My attempt is modeled off of Vakil's proof in the Geometry of schemes when $U=\operatorname{Spec} A$. Let $U_g$ be a distinguished open covered by (finitely many) $U_{f_i}$, and let $s_i\in A_{f_i}$ be sections which agree on overlaps. Now for some large enough $K$, we can regard $f_i^Ks_i$ as an element of $A$, $A_g$, or $A$, as if: $$s_i=\frac{a_i}{f_i^{n_i}}$$ then when $K\geq a_i$ we have that: $$f_i^Ks_i=\frac{f_i^{K-n_i}a_i}{1}$$ so the element $f_i^{K-n_i}$ in $A$, and the element $f_i^{K-n_i}/1$ in $A_g$ both map to $f_i^Ks_i$ in $A_f$. Now since $s_i$ and $s_j$ agree on overlaps, we have that $(f_if_j)^Ks_i$ and $(f_if_j)^Ks_j$ agree on overlaps, and taking $(f_if_j)^Ks_i$ and $(f_if_j)^Ks_j$ as elements of a ring, we have that for some larger $K$: $$(f_if_j)^Ks_j=(f_if_j)^Ks_i$$ We define $h_i\in A_g$ by taking $f_i^Ks_i$ as an element of $A_g$ and setting $h_i=f_i^Ks_i$. Then we have that: $$f_j^Kh_i=f_i^Kh_i$$ Now note that we for some $m$ we have that: $$g^m=\sum_{i}e_if_i^K$$ where $e_i\in A$. So we define the section of $U_g$, $s$ by: $$s=\sum_ie_ih_i$$ We would like this to agree on overlaps, but note that $s$ has the form $a/1$ for some $a\in A$, hence: $$s|_{U_j}= \frac{\sum_ie_ih_i}{1}$$ However, we have that as elements of $A$: $$f_j^Ks=\sum_i f_j^Ke_ih_i=\sum_ie_if_i^Kh_j=g^mh_j=g^mf_j^Ks_j$$
From here I am stuck, I have no idea what this $g^m$ factor is doing here or how to get it as some power of $f_j$ on both sides. In Vakil's proof, he gets $g^m=1$ because $A_g=A$, so it just works out. I suspect there is something I am misunderstanding about the proof, but my attempts to brute force it have left me in a barrage of indices that is borderline unreadable...any help would be greatly appreciated.

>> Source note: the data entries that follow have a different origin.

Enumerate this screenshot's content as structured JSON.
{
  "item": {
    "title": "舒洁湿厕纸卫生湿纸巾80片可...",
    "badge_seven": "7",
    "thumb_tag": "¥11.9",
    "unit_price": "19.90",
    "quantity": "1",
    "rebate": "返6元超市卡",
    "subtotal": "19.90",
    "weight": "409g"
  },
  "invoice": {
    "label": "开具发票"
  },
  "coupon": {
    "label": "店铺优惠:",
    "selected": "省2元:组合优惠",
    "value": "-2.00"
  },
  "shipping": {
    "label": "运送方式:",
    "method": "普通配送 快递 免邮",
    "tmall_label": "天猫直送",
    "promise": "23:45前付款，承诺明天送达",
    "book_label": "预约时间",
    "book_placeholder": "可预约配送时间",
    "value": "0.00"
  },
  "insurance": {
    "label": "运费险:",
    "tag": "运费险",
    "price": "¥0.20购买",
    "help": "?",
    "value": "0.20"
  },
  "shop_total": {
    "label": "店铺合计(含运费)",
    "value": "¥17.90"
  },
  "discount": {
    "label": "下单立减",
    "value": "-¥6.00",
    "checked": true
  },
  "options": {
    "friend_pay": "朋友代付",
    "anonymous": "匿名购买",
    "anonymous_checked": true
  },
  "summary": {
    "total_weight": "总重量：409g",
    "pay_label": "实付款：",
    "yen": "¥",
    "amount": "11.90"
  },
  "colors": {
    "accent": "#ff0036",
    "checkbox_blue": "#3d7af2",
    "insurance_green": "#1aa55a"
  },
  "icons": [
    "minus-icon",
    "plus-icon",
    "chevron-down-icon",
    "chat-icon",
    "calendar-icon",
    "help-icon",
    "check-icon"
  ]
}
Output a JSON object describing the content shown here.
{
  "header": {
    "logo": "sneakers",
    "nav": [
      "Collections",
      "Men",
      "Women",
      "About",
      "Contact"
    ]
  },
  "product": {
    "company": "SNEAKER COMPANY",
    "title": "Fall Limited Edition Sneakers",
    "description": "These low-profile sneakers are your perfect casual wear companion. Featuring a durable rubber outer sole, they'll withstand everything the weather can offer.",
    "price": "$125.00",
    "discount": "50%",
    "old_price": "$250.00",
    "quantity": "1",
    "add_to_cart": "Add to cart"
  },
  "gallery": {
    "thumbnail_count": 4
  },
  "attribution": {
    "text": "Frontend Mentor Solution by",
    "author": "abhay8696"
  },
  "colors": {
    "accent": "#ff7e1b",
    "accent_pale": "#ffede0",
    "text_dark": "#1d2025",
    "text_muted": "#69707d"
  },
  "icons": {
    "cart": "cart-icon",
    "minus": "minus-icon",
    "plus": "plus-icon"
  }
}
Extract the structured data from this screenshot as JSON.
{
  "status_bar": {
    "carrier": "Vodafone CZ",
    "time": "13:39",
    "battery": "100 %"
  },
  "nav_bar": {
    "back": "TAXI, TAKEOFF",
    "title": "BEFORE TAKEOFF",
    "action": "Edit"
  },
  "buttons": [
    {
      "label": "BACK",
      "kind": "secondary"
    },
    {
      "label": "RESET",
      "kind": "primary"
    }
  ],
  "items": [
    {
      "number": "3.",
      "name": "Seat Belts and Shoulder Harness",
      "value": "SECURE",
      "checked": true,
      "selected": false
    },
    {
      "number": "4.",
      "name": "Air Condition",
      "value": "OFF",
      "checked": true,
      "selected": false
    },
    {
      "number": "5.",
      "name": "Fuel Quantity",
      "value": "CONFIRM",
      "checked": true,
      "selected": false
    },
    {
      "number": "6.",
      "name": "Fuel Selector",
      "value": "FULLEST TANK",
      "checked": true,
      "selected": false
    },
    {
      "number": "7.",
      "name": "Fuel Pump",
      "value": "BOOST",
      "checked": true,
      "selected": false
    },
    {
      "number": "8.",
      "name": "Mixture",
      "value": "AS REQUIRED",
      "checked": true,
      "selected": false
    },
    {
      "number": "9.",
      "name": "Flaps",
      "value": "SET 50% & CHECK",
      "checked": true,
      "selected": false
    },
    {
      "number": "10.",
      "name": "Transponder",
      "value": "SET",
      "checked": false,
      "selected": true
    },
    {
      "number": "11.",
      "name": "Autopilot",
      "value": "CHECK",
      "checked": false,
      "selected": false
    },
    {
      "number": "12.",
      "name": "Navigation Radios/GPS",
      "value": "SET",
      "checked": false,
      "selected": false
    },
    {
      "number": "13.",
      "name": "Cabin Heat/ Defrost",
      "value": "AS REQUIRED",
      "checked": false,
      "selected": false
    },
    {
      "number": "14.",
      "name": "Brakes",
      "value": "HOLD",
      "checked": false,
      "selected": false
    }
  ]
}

Ok I figured it out I think.
Let $U_g$ be a distinguished open and $U_{f_i}$ a finite open cover. Let $s_i\in A_{f_i}$ such that $$\begin{align*} \theta^i_{ij}(s_i)=\theta^j_{ij}(s_j) \end{align*}$$ Set: $$\begin{align*} s_i=\frac{a_i}{f_i^{l_i}} \end{align*}$$ and note that since $U_{f_if_j}\subset U_{f_i}, U_{f_j}$ we have that: $$\begin{align*} (f_if_j)^{k^i_{ij}}= b_{ij}^i f_i\qquad \text{and}\qquad (f_if_j)^{k^j_{ij}}= b_{ij}^j f_j \end{align*}$$ However, take $k^i_{ij}=k^j_{ij}=1$, then we have that $b^i_{ij}=f_j$, and $b^j_{ij}=f_i$. It follows that: $$\begin{align*} \theta^i_{ij}(s_i)=\frac{a_i\cdot f_j^{l_i}}{(f_if_j)^{l_i}}= \frac{a_j\cdot f_i^{l_j}}{(f_if_j)^{ l_j}}=\theta^j_{ij}(s_j) \end{align*}$$ so there exists some $K$ such that for all $i,j$: $$\begin{align*} (f_if_j)^K\cdot\left((f_if_j)^{ l_j}\cdot a_i\cdot f_j^{l_i} - (f_if_j)^{l_i}\cdot a_j\cdot f_i^{l_j}\right)=0 \end{align*}$$ multiply by $f_i^{l_i}f_j^{l_j}$ to obtain: $$\begin{align*} (f_if_j)^{K}\left( a_i\cdot f_j^{l_j} - a_j\cdot f_i^{l_i}\right)=0 \end{align*}$$ where $K=K+l_i+l_j$. Set $K$ to be large enough so that this expression holds for all $i$ and $j$, and define: $$\begin{align*} h_i=a_i f_i^{K} \end{align*}$$ Then note that for some $M$: $$\begin{align*} g^M=\sum_{i}e_i f_i^{K} \end{align*}$$ so set: $$ \begin{align*} s=\sum_i \frac{e_i h_i}{g^M} \end{align*}$$ and note that we have $f^{n_j}_j=bg$ for some $b$ and $n_j$. The restriction is then: $$\begin{align*} s|_{U_j}=\sum_i\frac{e_i \cdot h_i b^{M}}{f^{n_j M}} \end{align*}$$ We claim this equal to $s_j$; indeed we have that: $$\begin{align*} f^{K}_j\left(\sum_i{e_i \cdot h_i\cdot b}\cdot f^{l_i}_j-a_j\cdot f^{n_j M} \right) \end{align*}$$ Examine the first term: $$ \begin{align*} \sum_i{e_i \cdot h_i\cdot b^M}\cdot f^{K}_j\cdot f^{l_i}_i=& \sum_i{e_i \cdot f_i^{K}\cdot a_i \cdot b}\cdot f^{K}_j\cdot f^{l_i}_i \end{align*}$$ For each term we have that $f_i^Kf_j^Kf_i^{l_i}a_i=f_i^Kf_j^K f_j^{l_j}a_j$, hence: $$\begin{align*} \sum_i{e_i \cdot h_i\cdot b^M}\cdot f^{K}_j\cdot f^{l_i}_i=&(f_j^{l_j}f_j^Ka_jb^M)\sum_i f_i^Ke_i\\ =&(f_j^{l_j}f_j^Ka_jb^M)\cdot g^M\\ =&f_j^K\left(f_j^{l_j}a_j f^{n_jM}\right) \end{align*}$$ implying the claim.